AK: I’m a cultural and environmental historian, and I began grad school with a deep interest in understanding American ideas about the natural world. Like with anything, there are probably multiple ways I could narrate the story of this project (and actually, that’s something I’m really interested in – beginnings/endings, and how where we start shapes the story we tell), but I guess one of the throughlines here is that I started wondering what folks who were not gentleman travelers/cultural elites (who are key sources in some of the foundational work in early US environmental history) thought about the landscapes of the US West, and a project I thought would be a one-off research paper led me to wonder specifically about US soldiers. (That project was an essay about representations of nature at the 1904 St. Louis World’s Fair; digging into that led me to a massive 47-acre Philippine Exposition inside a fair that was focused on celebrating the Louisiana Purchase.) So I was thinking about what a cultural history project focused on less elite people might look like, and at the same time, I was doing this work on nature at the 1904 St. Louis World’s Fair, where fairgoers could literally walk from exhibits focused on the US West over to a replica of the Bridge of Spain into an exhibit focused on the Philippines, and I started thinking about who or what linked these places. This question led me to US soldiers – specifically, to soldiers who might have served in campaigns against Native nations in what is currently the US West and in the Philippine-American War. And locating some of those men, and looking through their papers helped me identify a key research question for this project: how did these soldiers make sense of the landscapes of their service? And more specifically, what can soldiers help us to understand about the relationships between nature and empire in the late nineteenth and early twentieth centuries? This book is my attempt at answering these questions.
JF: In 2 sentences, what is the argument of Taking the Field?
AK: I think there are a couple of arguments I’m making here. The first one is methodological, and it’s that we might see new things if we follow our sources when they take us across the borders of more traditional fields of study.
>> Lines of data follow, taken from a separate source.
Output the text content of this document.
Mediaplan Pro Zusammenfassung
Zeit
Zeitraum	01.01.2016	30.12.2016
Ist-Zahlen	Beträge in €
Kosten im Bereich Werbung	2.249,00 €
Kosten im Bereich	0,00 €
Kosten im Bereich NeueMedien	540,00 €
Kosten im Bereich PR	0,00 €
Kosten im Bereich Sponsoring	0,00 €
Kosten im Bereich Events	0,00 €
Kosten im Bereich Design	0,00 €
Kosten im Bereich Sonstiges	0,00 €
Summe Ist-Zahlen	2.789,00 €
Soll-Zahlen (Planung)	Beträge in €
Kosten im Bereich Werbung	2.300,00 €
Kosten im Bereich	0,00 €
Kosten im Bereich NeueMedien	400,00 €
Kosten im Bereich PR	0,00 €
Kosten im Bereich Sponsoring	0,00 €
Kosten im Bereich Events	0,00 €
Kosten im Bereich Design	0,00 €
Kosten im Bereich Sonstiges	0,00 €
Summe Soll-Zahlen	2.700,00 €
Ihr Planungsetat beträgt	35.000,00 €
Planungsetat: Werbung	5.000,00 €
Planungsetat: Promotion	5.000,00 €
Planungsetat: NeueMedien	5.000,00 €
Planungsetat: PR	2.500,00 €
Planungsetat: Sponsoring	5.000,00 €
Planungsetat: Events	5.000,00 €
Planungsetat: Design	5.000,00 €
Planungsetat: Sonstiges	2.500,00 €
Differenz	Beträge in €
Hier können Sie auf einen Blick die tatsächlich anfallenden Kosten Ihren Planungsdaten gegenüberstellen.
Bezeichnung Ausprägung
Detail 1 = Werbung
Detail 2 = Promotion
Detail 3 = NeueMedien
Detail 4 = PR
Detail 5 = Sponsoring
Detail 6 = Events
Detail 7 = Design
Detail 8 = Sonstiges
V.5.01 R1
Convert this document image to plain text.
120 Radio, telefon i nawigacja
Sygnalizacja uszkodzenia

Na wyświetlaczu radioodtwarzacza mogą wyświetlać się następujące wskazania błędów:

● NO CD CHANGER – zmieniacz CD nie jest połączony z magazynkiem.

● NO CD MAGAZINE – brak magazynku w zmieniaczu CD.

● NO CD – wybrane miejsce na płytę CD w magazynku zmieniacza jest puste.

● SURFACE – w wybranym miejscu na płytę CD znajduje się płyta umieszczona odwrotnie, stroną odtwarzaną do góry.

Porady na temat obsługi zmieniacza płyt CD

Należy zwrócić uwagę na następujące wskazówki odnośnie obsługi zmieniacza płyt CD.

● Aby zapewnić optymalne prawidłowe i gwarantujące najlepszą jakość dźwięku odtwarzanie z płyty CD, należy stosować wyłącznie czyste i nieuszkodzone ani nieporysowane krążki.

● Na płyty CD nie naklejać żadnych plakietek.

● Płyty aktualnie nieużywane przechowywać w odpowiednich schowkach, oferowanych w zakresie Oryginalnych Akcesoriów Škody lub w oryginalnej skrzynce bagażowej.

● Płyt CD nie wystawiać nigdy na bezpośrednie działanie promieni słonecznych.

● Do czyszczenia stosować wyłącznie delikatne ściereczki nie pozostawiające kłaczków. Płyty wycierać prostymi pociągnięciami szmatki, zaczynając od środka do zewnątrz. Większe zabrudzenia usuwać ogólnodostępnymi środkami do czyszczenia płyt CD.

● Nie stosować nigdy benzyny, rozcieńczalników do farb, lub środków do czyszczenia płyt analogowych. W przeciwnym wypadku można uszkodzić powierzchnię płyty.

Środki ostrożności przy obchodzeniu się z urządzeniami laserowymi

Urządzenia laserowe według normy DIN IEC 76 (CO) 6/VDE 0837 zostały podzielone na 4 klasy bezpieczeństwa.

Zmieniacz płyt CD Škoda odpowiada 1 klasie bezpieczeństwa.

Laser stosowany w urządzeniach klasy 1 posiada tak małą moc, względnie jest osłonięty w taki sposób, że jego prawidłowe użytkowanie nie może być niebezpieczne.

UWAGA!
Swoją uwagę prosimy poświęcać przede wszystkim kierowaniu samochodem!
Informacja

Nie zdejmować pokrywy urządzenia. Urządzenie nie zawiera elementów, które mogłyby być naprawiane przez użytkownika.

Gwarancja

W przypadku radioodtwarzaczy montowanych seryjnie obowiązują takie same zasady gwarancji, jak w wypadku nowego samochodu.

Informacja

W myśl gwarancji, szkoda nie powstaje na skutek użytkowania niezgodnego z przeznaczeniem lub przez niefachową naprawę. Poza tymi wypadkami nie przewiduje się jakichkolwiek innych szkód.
Following soldiers from the US West to the Philippines and back again opens up opportunities for thinking about the connections these men made between the landscapes of their service. And second, by taking these soldiers seriously and thinking through their work and their words, I think we see how completely tangled together notions of nature and ideas about empire were for them, and this matters because these soldiers wrote home about what they were seeing and doing, and helped to shape broader American ideas about both nature and empire. I think centering these soldiers helps us to understand the shape and reach and texture of US empire in lots of directions, but especially in relation to the practice of natural history and to the formation of museum collections.
JF: Why do we need to read Taking the Field?
AK: Well, my dad just read it and he said he learned a lot! But I think this book is for folks who are interested in thinking about how things we tend to examine on their own might all be tangled together. So if you’re interested in ideas about the natural world, in soldiers, in the history of natural history, in museum studies, in the study of US empire, or in the history of the US West or the Philippines, this book might be for you. There is still a lot of work to do when it comes to understanding US empire, and I hope this book is part of a broader conversation I think a lot of folks are having around reckoning with the work of empire on both sides of the Pacific.
JF: Why and when did you become an American historian?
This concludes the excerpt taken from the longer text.